Millioneninvestitionen angekündigt, die Umsetzung bleibt aus
Mehrere irakische und internationale Stellen haben in den letzten Jahren Millionenbeträge für den Wiederaufbau von Shingal angekündigt:
• Die irakische Regierung hat über 50 Milliarden irakische Dinar (ca. 34 Millionen USD) für den Wiederaufbau zugesagt. die Umsetzung vor Ort ist jedoch äußerst begrenzt.
• Deutschland stellte 15 Millionen Euro für den Wiederaufbau von Wohnhäusern bereit und zusätzlich 50 Millionen Euro für Infrastrukturprojekte über UNOPS –benannt für Anbar und Sindschar, aber die meisten Projekte wurden in Anbar umgesetzt. Shingal wartet weiterhin auf konkrete Unterstützung.
• Das Sununi-Krankenhaus, die Universität von Shingal, sowie das Modell-Dorf Kocho wurden öffentlich angekündigt, jedoch nie umgesetzt. Der Wiederaufbau Shingales existiert bislang nur auf dem Papier. die Mittel fließen überwiegend in die Ninive-Ebene.

Fehlender Schutz – Gefahr eines erneuten Völkermords
Bis heute gibt es keinen umfassenden staatlichen oder internationalen Plan zum Schutz der Ezid*innen in ihren Heimatregionen , trotz anhaltender Sicherheitsrisiken und politischer Konflikte.
Die Abwesenheit effektiver Sicherheitsstrukturen, das Nebeneinander bewaffneter Gruppen und der ungelöste Streit zwischen der Zentralregierung und der kurdischen Regionalregierung über die Verwaltung von Shingal machen eine Rückkehr für ezid*innen gefährlich und lassen das Risiko einer erneuten Tragödie bestehen.

Forderungen der Shingal-Verein
Zum Gedenken an diesen schmerzhaften Jahrestag betont die Shingal-Verein folgende zentrale Forderungen:
1.Sofortiger Wiederaufbau der ezidischen Gebiete in Shingal, inklusive Infrastruktur und Basisdienstleistungen.
2. Ein internationales Schutzprogramm für die ezid*innen, um zukünftige Gefahren zu verhindern durch eine unabhängige Verwaltung mit Schutz durch ezidische Selbstverteidigungskräfte und Unterstützung der internationalen Koalition.
3. Schnellstmögliche Öffnung der Massengräber, Identifizierung der Opfer und würdevolle Übergabe an die Angehörigen.
4. Einrichtung einer internationalen Kommission zur Suche nach vermissten Frauen und Kindern insbesondere in Syrien und anderen Konfliktgebieten.

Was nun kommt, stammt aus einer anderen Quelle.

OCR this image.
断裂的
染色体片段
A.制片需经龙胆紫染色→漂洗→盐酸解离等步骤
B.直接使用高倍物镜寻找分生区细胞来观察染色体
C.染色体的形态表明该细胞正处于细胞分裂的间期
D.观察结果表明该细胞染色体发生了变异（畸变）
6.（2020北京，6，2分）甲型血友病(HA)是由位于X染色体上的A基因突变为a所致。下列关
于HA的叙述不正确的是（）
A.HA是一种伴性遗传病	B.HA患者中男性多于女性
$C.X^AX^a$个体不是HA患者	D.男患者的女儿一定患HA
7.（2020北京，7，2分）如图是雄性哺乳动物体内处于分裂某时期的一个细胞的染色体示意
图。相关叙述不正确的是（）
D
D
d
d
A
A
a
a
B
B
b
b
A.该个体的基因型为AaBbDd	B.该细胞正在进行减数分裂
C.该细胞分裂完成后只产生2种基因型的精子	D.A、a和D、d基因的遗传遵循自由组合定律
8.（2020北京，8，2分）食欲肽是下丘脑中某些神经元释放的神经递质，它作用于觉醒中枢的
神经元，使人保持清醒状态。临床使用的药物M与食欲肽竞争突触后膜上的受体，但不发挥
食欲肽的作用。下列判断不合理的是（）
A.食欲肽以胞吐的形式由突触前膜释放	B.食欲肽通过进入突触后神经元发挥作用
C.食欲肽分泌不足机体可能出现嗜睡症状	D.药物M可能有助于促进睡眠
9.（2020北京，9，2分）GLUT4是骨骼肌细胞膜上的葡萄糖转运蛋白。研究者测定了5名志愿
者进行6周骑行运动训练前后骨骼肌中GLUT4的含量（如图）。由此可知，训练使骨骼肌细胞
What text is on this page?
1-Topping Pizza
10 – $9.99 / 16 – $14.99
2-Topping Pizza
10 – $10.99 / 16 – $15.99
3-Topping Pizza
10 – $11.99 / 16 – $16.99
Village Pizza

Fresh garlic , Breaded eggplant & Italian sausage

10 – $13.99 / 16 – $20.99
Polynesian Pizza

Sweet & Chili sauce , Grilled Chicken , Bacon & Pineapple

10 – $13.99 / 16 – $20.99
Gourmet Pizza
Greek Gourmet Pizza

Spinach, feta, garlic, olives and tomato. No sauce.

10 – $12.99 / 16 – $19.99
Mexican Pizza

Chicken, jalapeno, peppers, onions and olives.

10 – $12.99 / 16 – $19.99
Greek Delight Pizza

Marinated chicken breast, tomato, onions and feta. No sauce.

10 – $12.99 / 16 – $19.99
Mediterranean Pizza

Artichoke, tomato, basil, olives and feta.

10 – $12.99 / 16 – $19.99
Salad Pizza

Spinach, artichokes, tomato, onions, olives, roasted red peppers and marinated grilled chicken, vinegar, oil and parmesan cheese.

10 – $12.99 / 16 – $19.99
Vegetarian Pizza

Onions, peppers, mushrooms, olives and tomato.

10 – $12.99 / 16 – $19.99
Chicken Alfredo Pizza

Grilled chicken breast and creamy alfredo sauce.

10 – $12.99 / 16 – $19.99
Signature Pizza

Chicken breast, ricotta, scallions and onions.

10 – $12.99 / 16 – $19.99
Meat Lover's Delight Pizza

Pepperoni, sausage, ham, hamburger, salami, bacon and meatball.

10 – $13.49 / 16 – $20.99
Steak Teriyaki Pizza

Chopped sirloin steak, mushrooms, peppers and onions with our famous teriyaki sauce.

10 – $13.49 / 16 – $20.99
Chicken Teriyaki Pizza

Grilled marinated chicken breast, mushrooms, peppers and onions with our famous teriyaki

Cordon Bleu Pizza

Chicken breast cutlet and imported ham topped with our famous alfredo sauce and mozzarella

5. Beendigung der Doppelmoral, die Islamische Staat angehörige Integrationsprogramme bietet, während den Opfern von ISIS ein sicheres Zuhause und eine Perspektive verwehrt bleiben.
Elf Jahre später zahlen die ezid*innen den Preis der Gräueltaten ein zweites Mal:
Einmal durch die Verbrechen von Islamische Staat und ein zweites Mal durch das anhaltende Schweigen und die Vernachlässigung durch Staat und Gesellschaft.
Wahre Gerechtigkeit entsteht nicht durch Worte, sondern durch Wiederaufbau, Sicherheit und den Schutz der Menschen vor einem neuen Völkermord.